His music has been performed in venues such as Carnegie Hall and the National Opera Center (New York), Centre Pompidou (Paris), Auditorio Nacional de Música and Museo Reina Sofía (Madrid), Espacio Turina and Teatro de la Maestranza (Seville), Wien Modern Festival (Vienna), Musica Festival (Strasbourg), Venice Biennale, Asian Saxophone Conference (Taiwan), Ran Baron Hall (Tel Aviv), Prisms Festival (Arizona), etc.

He has worked with Klangforum Wien, Musikfabrik, Ensemble Recherche, PHACE, Ensemble Intercontemporain, IRCAM, SWR ExperimentalStudio, ROSS, SWR Orchestra Stuttgart, Trio Arbós, PluralEnsemble, Neopercusión, Zahir Ensemble, Taller Sonoro, OCNOS, etc.

He has taught at the Real Conservatorio Superior de Música de Madrid and is currently Professor of Composition at the Conservatorio Superior de Música 'Manuel Castillo' in Seville.

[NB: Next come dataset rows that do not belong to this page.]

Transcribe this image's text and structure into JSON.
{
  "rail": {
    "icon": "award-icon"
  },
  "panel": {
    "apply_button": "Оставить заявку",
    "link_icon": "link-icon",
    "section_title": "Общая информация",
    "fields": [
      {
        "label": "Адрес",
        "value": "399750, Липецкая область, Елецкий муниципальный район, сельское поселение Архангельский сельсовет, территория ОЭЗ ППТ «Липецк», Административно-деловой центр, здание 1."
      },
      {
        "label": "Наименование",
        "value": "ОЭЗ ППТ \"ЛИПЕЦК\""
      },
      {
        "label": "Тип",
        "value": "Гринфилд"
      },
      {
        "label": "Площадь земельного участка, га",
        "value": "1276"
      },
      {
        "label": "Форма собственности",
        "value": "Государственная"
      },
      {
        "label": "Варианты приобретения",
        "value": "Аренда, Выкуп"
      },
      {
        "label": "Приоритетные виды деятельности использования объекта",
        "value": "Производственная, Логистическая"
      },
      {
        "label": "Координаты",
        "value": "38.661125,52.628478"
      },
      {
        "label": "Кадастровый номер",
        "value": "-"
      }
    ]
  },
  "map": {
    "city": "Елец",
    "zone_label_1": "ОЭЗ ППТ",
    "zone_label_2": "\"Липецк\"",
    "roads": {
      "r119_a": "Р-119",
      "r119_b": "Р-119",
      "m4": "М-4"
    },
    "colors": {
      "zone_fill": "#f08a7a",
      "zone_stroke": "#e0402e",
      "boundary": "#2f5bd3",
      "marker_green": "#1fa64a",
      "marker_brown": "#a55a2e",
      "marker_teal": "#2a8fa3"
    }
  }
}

Michelle Abondano's work has been developed in the areas of instrumental music for soloist, chamber music, ensemble and orchestra, as well as electroacoustic music, including acousmatic compositions, experimental performances with live electronics, collaborations with dance, soundscapes, and installations. Her study on timbre has led her to approach it in her compositions as a process of interaction between the parameters of sound, which is perceived as a multidimensional and dynamic experience. She has been a fellow of the Stiftung Künstlerdorf Schöppingen as well as a winner of the Ibermúsicas Prize of Composition and Premiere of Work with suono mobile argentina, the Grant for the Creation of Contemporary Music awarded by the Colombian Ministry of Culture, the ECOES-UNAM Scholarship for an Artistic Residency at the Mexican Centre for Music and Sonic Arts CMMAS, and the Melos/Gandini Grant.

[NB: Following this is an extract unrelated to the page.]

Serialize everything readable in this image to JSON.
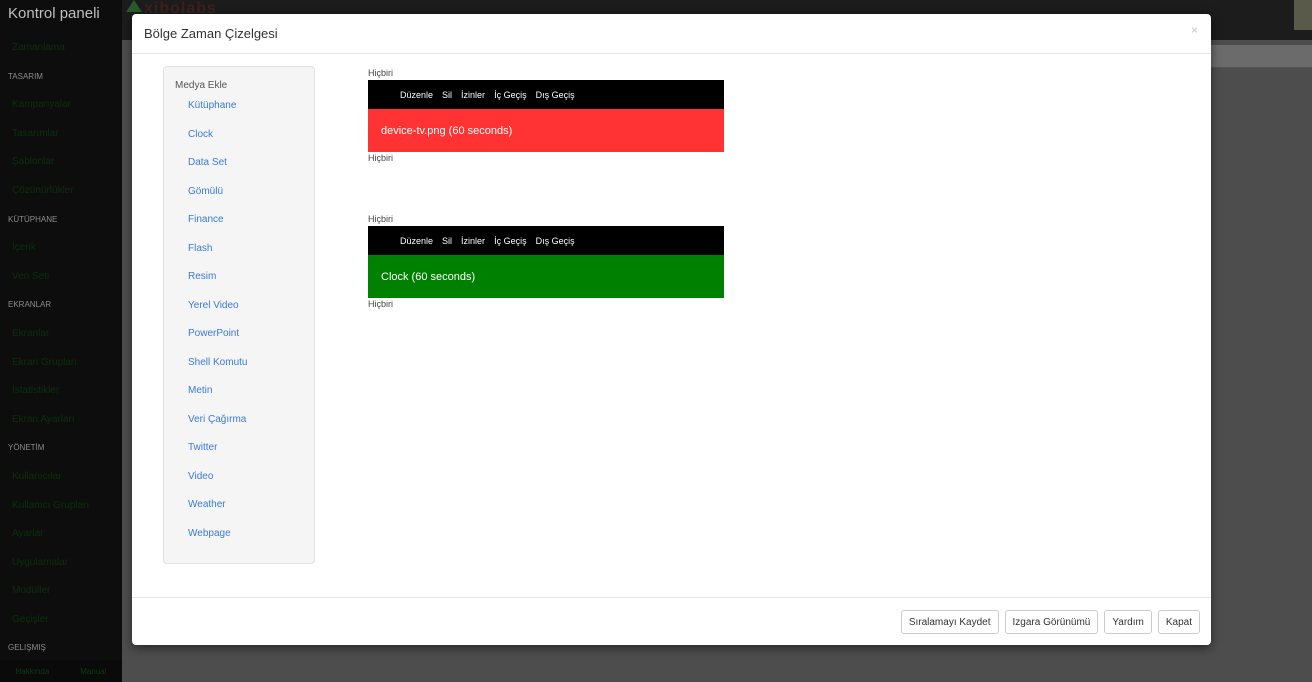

Her electronic music has been programmed at international events such as Ars Electronica Festival, Espacios Sonoros, SONIC MATTER Festival, Festival En Tiempo Real, OUA Electroacoustic Music Festival, CLICK Electroacoustic Music Series, FIME Festival Internacional de Música Experimental, Spectra: Festival internacional de música electroacústica, and Audiograft Festival. Her instrumental works have been commissioned by Azione Improvvisa with the support of the Kunststiftung NRW, the Klangwerkstatt Berlin – Festival für Neue Musik with the support of the Ernst von Siemens Stiftung, the rainy days festival with the support of the Philharmonie Luxembourg and Luxembourg Philharmonic, Isabelle Raphaelis and Dalton Harris, Frauen im Licht, the Hannoversche Gesellschaft für Neue Musik for the project TRAIECT Vietnam, Aleksandra Demowska-Madejska with the support of the Polish Ministry of Culture and National Heritage, Collective Lovemusic, XelmYa, and Illuminate Women's Music. Currently, her works are published by Babel SCORES.


With her distinctive and intensely striking sonic language, Berlin-based British composer Rebecca Saunders (b.1967) is a leading international representative of her generation.

Saunders pursues an intense interest in the sculptural and spatial properties of organized sound and seeks a close collaborative dialogue with a variety of contemporary musicians and artists.

Born in London, she studied composition with Nigel Osborne and Wolfgang Rihm. Saunders has received numerous prizes, including the Ernst von Siemens Music Prize 2019, and most recently received the Golden Lion for Music from the Venice Biennale 2024. She received an Honorary Doctorate from the Universities of Huddersfield in 2018 and Edinburgh in 2023. She is a member of the Academies of Arts in Berlin, Dresden and Munich.